To summarize what I think the issue is: By praising your child for doing A, it made them reclassify A from something that they would automatically do, to something they now perceive was above and beyond their duty, and you want someone to explain how this happened and what you can do to prevent it in the future.

I would answer that not all praise sounds the same. Your praise in this instance may have been tinged with surprise that they were kind enough (naïve enough?) to ask you this question, thus cluing them in that you didn’t expect them to, leading them to think that they shouldn’t bother in the future.
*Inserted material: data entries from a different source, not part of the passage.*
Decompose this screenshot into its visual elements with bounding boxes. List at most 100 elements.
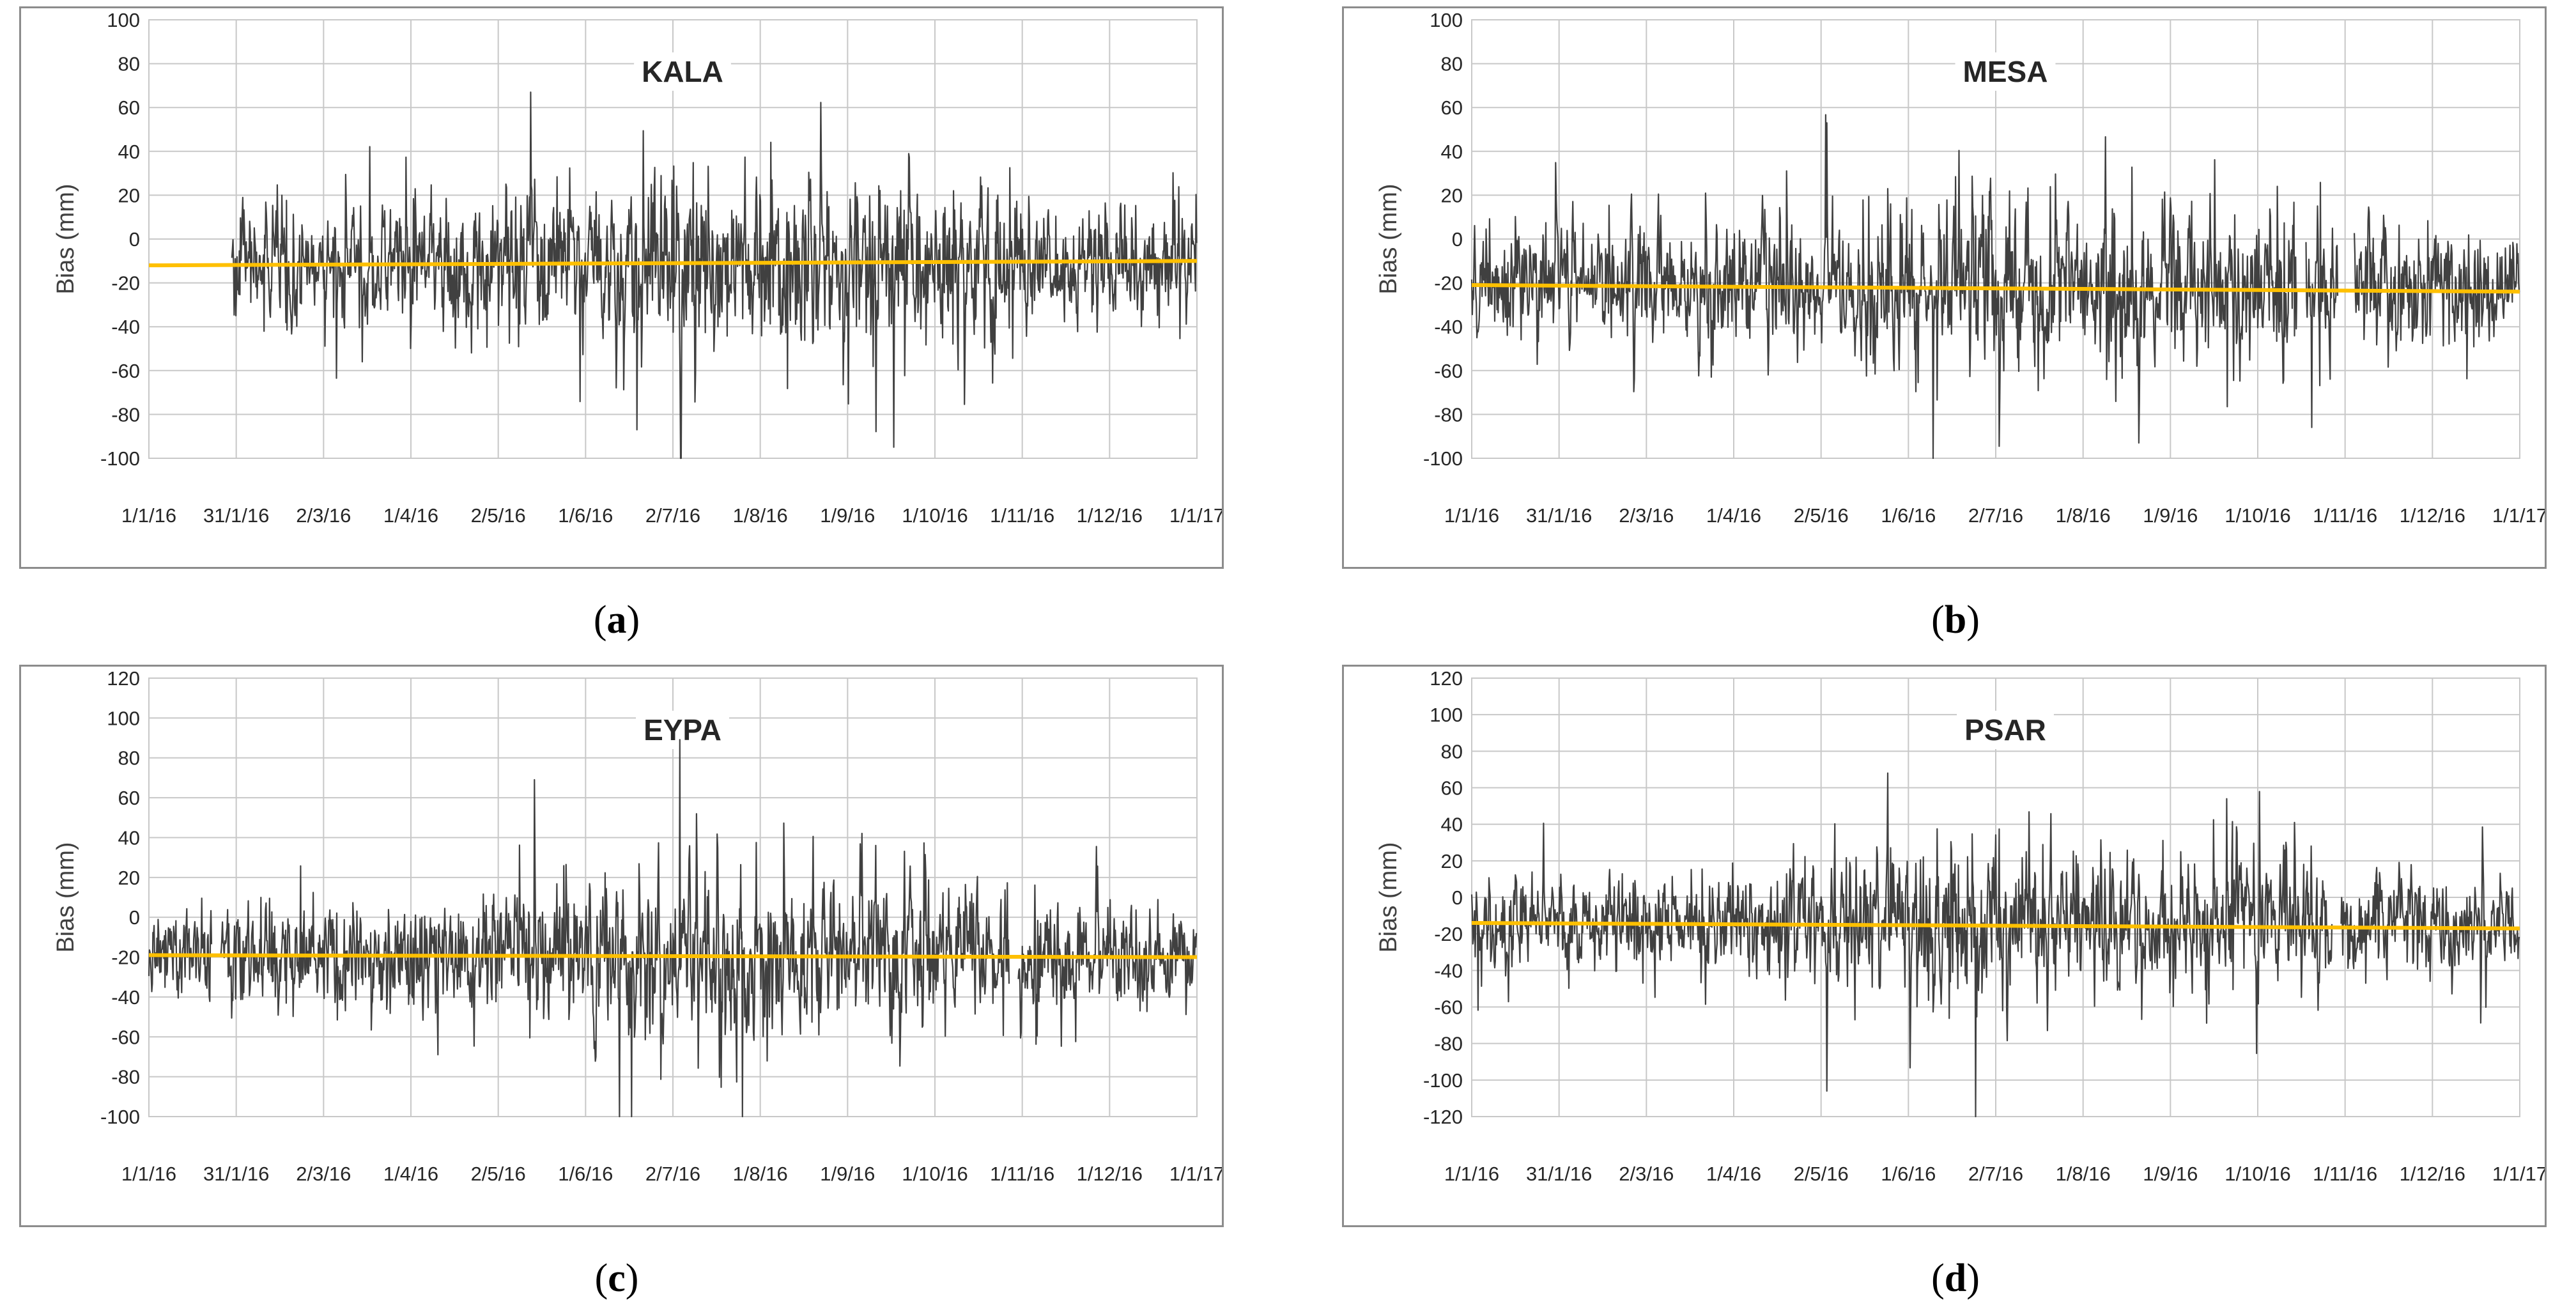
y-tick-label: -80 xyxy=(1434,403,1463,426)
y-tick-label: -100 xyxy=(1423,1069,1463,1092)
chart-panel-b: -100 -80 -60 -40 -20 0 20 40 60 80 100 1/1/16 31/1/1… xyxy=(1342,6,2547,569)
y-tick-label: 40 xyxy=(1441,814,1463,836)
y-axis-title: Bias (mm) xyxy=(1375,842,1402,952)
y-tick-label: -80 xyxy=(111,1066,140,1088)
x-tick-label: 31/1/16 xyxy=(1526,1163,1592,1185)
chart-title: KALA xyxy=(642,55,723,88)
y-axis-title: Bias (mm) xyxy=(52,183,79,294)
chart-svg-a: -100 -80 -60 -40 -20 0 20 40 60 80 100 1/1/16 31/1/1… xyxy=(52,9,1222,527)
x-tick-label: 1/1/17 xyxy=(2492,1163,2545,1185)
x-tick-label: 1/11/16 xyxy=(2313,504,2377,527)
x-tick-label: 1/1/16 xyxy=(121,504,176,527)
series-line-bias xyxy=(1470,772,2520,1118)
y-tick-label: -100 xyxy=(1423,447,1463,470)
caption-a-letter: a xyxy=(606,598,627,642)
x-tick-label: 1/6/16 xyxy=(558,1163,613,1185)
y-tick-label: 100 xyxy=(1430,9,1463,31)
x-tick-label: 1/11/16 xyxy=(990,1163,1054,1185)
y-tick-label: 100 xyxy=(1430,704,1463,726)
x-tick-label: 1/12/16 xyxy=(2400,1163,2465,1185)
x-tick-label: 2/5/16 xyxy=(471,1163,526,1185)
caption-c: (c) xyxy=(594,1257,639,1300)
chart-panel-c: -100 -80 -60 -40 -20 0 20 40 60 80 100 120 1/1/16 31/… xyxy=(19,665,1224,1227)
x-tick-label: 2/3/16 xyxy=(1619,1163,1674,1185)
x-tick-label: 1/4/16 xyxy=(383,504,438,527)
y-axis-title: Bias (mm) xyxy=(1375,183,1402,294)
trend-line xyxy=(148,259,1198,268)
x-tick-label: 1/8/16 xyxy=(2056,504,2111,527)
x-tick-label: 1/9/16 xyxy=(820,504,875,527)
plot-area xyxy=(1471,19,2520,459)
x-tick-label: 2/5/16 xyxy=(471,504,526,527)
trend-line xyxy=(1471,283,2520,294)
x-tick-label: 31/1/16 xyxy=(203,504,269,527)
x-tick-label: 2/5/16 xyxy=(1794,1163,1849,1185)
y-tick-label: 100 xyxy=(107,9,140,31)
series-line-bias xyxy=(1470,114,2520,460)
y-tick-label: 80 xyxy=(1441,53,1463,75)
x-tick-label: 1/1/16 xyxy=(1444,504,1499,527)
y-tick-label: -80 xyxy=(111,403,140,426)
chart-svg-c: -100 -80 -60 -40 -20 0 20 40 60 80 100 120 1/1/16 31/… xyxy=(52,667,1222,1185)
x-tick-label: 1/1/17 xyxy=(1169,504,1222,527)
y-tick-label: 40 xyxy=(118,141,140,163)
x-tick-label: 2/3/16 xyxy=(296,1163,351,1185)
y-tick-label: -60 xyxy=(111,360,140,382)
caption-c-letter: c xyxy=(608,1257,626,1300)
y-tick-label: 60 xyxy=(1441,777,1463,800)
x-tick-label: 1/12/16 xyxy=(2400,504,2465,527)
caption-d: (d) xyxy=(1931,1257,1980,1300)
chart-title-bg xyxy=(636,711,729,749)
x-tick-label: 1/1/16 xyxy=(1444,1163,1499,1185)
x-tick-label: 1/1/17 xyxy=(2492,504,2545,527)
x-tick-label: 1/11/16 xyxy=(2313,1163,2377,1185)
y-tick-label: 60 xyxy=(118,787,140,809)
y-tick-label: 20 xyxy=(118,184,140,206)
x-tick-label: 2/3/16 xyxy=(296,504,351,527)
chart-title: PSAR xyxy=(1964,713,2046,747)
y-tick-label: -40 xyxy=(111,316,140,338)
y-tick-label: 0 xyxy=(129,906,140,929)
chart-svg-b: -100 -80 -60 -40 -20 0 20 40 60 80 100 1/1/16 31/1/1… xyxy=(1375,9,2545,527)
y-tick-label: -60 xyxy=(111,1026,140,1048)
x-tick-label: 1/10/16 xyxy=(902,1163,968,1185)
x-tick-label: 1/1/17 xyxy=(1169,1163,1222,1185)
y-tick-label: -20 xyxy=(111,272,140,295)
y-tick-label: 0 xyxy=(129,228,140,251)
y-tick-label: -20 xyxy=(1434,923,1463,945)
chart-title-bg xyxy=(1955,52,2056,91)
x-tick-label: 31/1/16 xyxy=(203,1163,269,1185)
y-tick-label: 120 xyxy=(1430,667,1463,690)
x-tick-label: 1/9/16 xyxy=(2143,504,2198,527)
x-tick-label: 1/8/16 xyxy=(733,1163,788,1185)
y-tick-label: 40 xyxy=(118,826,140,849)
caption-b-letter: b xyxy=(1944,598,1967,642)
x-tick-label: 1/9/16 xyxy=(820,1163,875,1185)
y-tick-label: -20 xyxy=(111,947,140,969)
y-tick-label: 0 xyxy=(1452,228,1463,251)
x-tick-label: 1/9/16 xyxy=(2143,1163,2198,1185)
caption-d-letter: d xyxy=(1944,1257,1967,1300)
y-tick-label: 60 xyxy=(1441,97,1463,119)
x-tick-label: 1/6/16 xyxy=(1881,504,1936,527)
x-tick-label: 2/7/16 xyxy=(1968,504,2023,527)
x-tick-label: 31/1/16 xyxy=(1526,504,1592,527)
x-tick-label: 1/6/16 xyxy=(558,504,613,527)
x-tick-label: 2/5/16 xyxy=(1794,504,1849,527)
caption-a: (a) xyxy=(593,598,640,642)
x-tick-label: 1/4/16 xyxy=(383,1163,438,1185)
x-tick-label: 1/8/16 xyxy=(2056,1163,2111,1185)
y-tick-label: 40 xyxy=(1441,141,1463,163)
chart-title: MESA xyxy=(1963,55,2048,88)
x-tick-label: 1/6/16 xyxy=(1881,1163,1936,1185)
series-line-bias xyxy=(231,91,1198,460)
y-tick-label: -120 xyxy=(1423,1106,1463,1128)
y-tick-label: 80 xyxy=(118,747,140,770)
trend-line xyxy=(148,953,1198,959)
chart-svg-d: -120 -100 -80 -60 -40 -20 0 20 40 60 80 100 120 1/1/1… xyxy=(1375,667,2545,1185)
y-tick-label: -100 xyxy=(100,1106,140,1128)
x-tick-label: 1/8/16 xyxy=(733,504,788,527)
y-tick-label: 20 xyxy=(118,867,140,889)
chart-panel-d: -120 -100 -80 -60 -40 -20 0 20 40 60 80 100 120 1/1/1… xyxy=(1342,665,2547,1227)
x-tick-label: 2/7/16 xyxy=(645,1163,700,1185)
If instead you had flavored your praise with admiration – you were impressed that they were smart enough to ask you – for Joe’s “because our job is to protect you from things you might not even know about” reason – they might have come away pleased with the idea that you thought they were wise and, because there be dragons on the internet, intend to ask you again next time.

Note that you can do positive reinforcement without praise, however. One way is by offering respect. If you had merely discussed the issue with them, gravely and seriously, they might have been gratified that you respected them enough to do so, and – especially if you tell them there are even more dangers out there, the details of which they would be appalled to know about – resolve even more firmly to check with you next time.
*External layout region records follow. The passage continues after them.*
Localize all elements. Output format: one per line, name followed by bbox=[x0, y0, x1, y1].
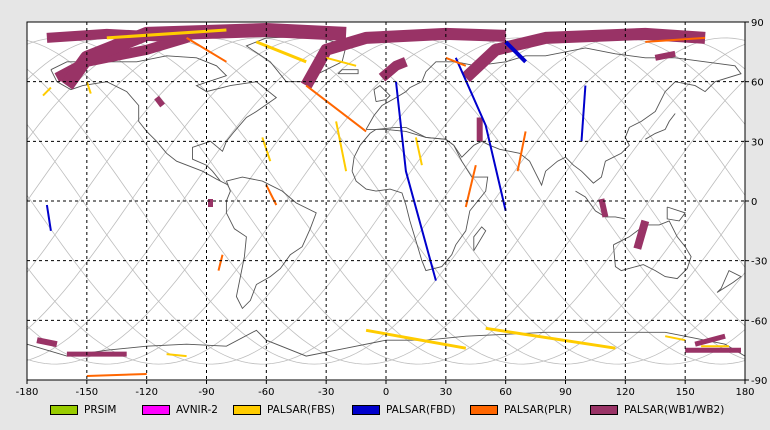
swath bbox=[42, 86, 52, 97]
x-tick-label: 120 bbox=[616, 387, 635, 398]
swath bbox=[464, 164, 477, 208]
legend: PRSIM AVNIR-2 PALSAR(FBS) PALSAR(FBD) PA… bbox=[0, 400, 770, 426]
y-tick-label: 60 bbox=[751, 78, 764, 89]
swath bbox=[504, 40, 528, 64]
x-tick-label: -120 bbox=[135, 387, 158, 398]
orbit-track bbox=[26, 37, 746, 365]
swath bbox=[45, 204, 52, 231]
swath bbox=[106, 28, 227, 40]
legend-swatch-prsim bbox=[50, 405, 78, 415]
y-tick-label: 0 bbox=[751, 197, 757, 208]
legend-swatch-palsar-plr bbox=[470, 405, 498, 415]
swath bbox=[580, 85, 587, 142]
y-tick-label: -90 bbox=[751, 376, 767, 387]
coastline bbox=[666, 206, 686, 222]
swath bbox=[255, 40, 307, 64]
x-tick-label: -90 bbox=[198, 387, 214, 398]
coastline bbox=[645, 113, 676, 140]
legend-swatch-palsar-fbs bbox=[233, 405, 261, 415]
legend-label-palsar-plr: PALSAR(PLR) bbox=[504, 404, 572, 416]
x-tick-label: 90 bbox=[559, 387, 572, 398]
x-tick-label: 60 bbox=[499, 387, 512, 398]
x-axis: -180 -150 -120 -90 -60 -30 0 30 60 90 120 150 180 bbox=[16, 380, 755, 398]
swath bbox=[598, 198, 609, 218]
legend-item-palsar-fbs: PALSAR(FBS) bbox=[233, 404, 335, 416]
x-tick-label: -30 bbox=[318, 387, 334, 398]
x-tick-label: -180 bbox=[16, 387, 39, 398]
legend-item-prsim: PRSIM bbox=[50, 404, 116, 416]
legend-swatch-avnir2 bbox=[142, 405, 170, 415]
legend-label-avnir2: AVNIR-2 bbox=[176, 404, 218, 416]
x-tick-label: 30 bbox=[439, 387, 452, 398]
x-tick-label: 180 bbox=[735, 387, 754, 398]
swath bbox=[217, 254, 224, 271]
swath bbox=[300, 27, 506, 89]
legend-item-palsar-plr: PALSAR(PLR) bbox=[470, 404, 572, 416]
acquisition-swaths bbox=[36, 23, 741, 377]
swath bbox=[85, 81, 92, 94]
legend-item-palsar-fbd: PALSAR(FBD) bbox=[352, 404, 456, 416]
coastline bbox=[373, 85, 391, 103]
coastline bbox=[351, 126, 489, 272]
legend-label-palsar-wb: PALSAR(WB1/WB2) bbox=[624, 404, 725, 416]
swath bbox=[305, 84, 367, 133]
swath bbox=[365, 328, 467, 350]
legend-swatch-palsar-wb bbox=[590, 405, 618, 415]
legend-item-avnir2: AVNIR-2 bbox=[142, 404, 218, 416]
swath bbox=[36, 337, 58, 348]
coastline bbox=[716, 269, 742, 293]
swath bbox=[485, 326, 616, 350]
swath bbox=[166, 353, 187, 358]
y-tick-label: -30 bbox=[751, 257, 767, 268]
coastline bbox=[365, 47, 742, 187]
y-tick-label: -60 bbox=[751, 316, 767, 327]
y-axis: 90 60 30 0 -30 -60 -90 bbox=[745, 18, 767, 387]
swath bbox=[445, 56, 467, 67]
swath bbox=[186, 37, 227, 63]
coastline bbox=[473, 226, 487, 251]
coastline bbox=[225, 176, 317, 310]
x-tick-label: 0 bbox=[383, 387, 389, 398]
legend-item-palsar-wb: PALSAR(WB1/WB2) bbox=[590, 404, 724, 416]
swath bbox=[516, 131, 527, 172]
y-tick-label: 90 bbox=[751, 18, 764, 29]
swath bbox=[378, 57, 408, 82]
swath bbox=[335, 121, 348, 172]
legend-label-palsar-fbs: PALSAR(FBS) bbox=[267, 404, 335, 416]
swath bbox=[654, 50, 676, 61]
coastline bbox=[575, 190, 626, 220]
orbit-track bbox=[26, 37, 746, 365]
swath bbox=[395, 81, 437, 281]
swath bbox=[325, 56, 357, 67]
swath bbox=[265, 184, 278, 206]
y-tick-label: 30 bbox=[751, 137, 764, 148]
swath bbox=[86, 373, 147, 377]
swath bbox=[154, 95, 165, 108]
legend-label-prsim: PRSIM bbox=[84, 404, 117, 416]
x-tick-label: 150 bbox=[676, 387, 695, 398]
coastline bbox=[337, 69, 359, 75]
swath bbox=[665, 335, 686, 342]
swath bbox=[645, 36, 706, 43]
x-tick-label: -60 bbox=[258, 387, 274, 398]
swath bbox=[414, 137, 423, 166]
coastline bbox=[50, 55, 278, 186]
legend-swatch-palsar-fbd bbox=[352, 405, 380, 415]
x-tick-label: -150 bbox=[75, 387, 98, 398]
swath bbox=[454, 57, 507, 212]
swath bbox=[694, 333, 726, 347]
legend-label-palsar-fbd: PALSAR(FBD) bbox=[386, 404, 456, 416]
coastline bbox=[612, 220, 692, 280]
swath bbox=[633, 219, 650, 250]
swath bbox=[461, 27, 706, 83]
Appreciation can also be offered as positive reinforcement. For your child, instead of, “Good job picking up the living room!” you could say, “The living room looks great, by the way.” Appreciation even works with adults. To your partner, you could say, “Tonight’s meal was yummy! I especially loved the mushrooms with the asparagus!” without sounding odd. In other words, to both children and adults: I noticed, and I appreciate it.

Finally, to your question of whether you should positively reinforce every behavior you want repeated, or only extraordinary things, I believe that, at least as your child gets older, praise for normal things is going to feel patronizing. After all, when’s the last time your partner told you, “Good job with tonight’s meal! I liked the way you tried hard to make it without extra calories!”

However, and if we define extraordinary things as things that require psychic effort, I think that praise (minus the hearty enthusiasm) for doing extraordinary things is gratifying at any age. “Good job not blowing up at your brother-in-law tonight. I know you wanted to, when he made those nasty remarks.”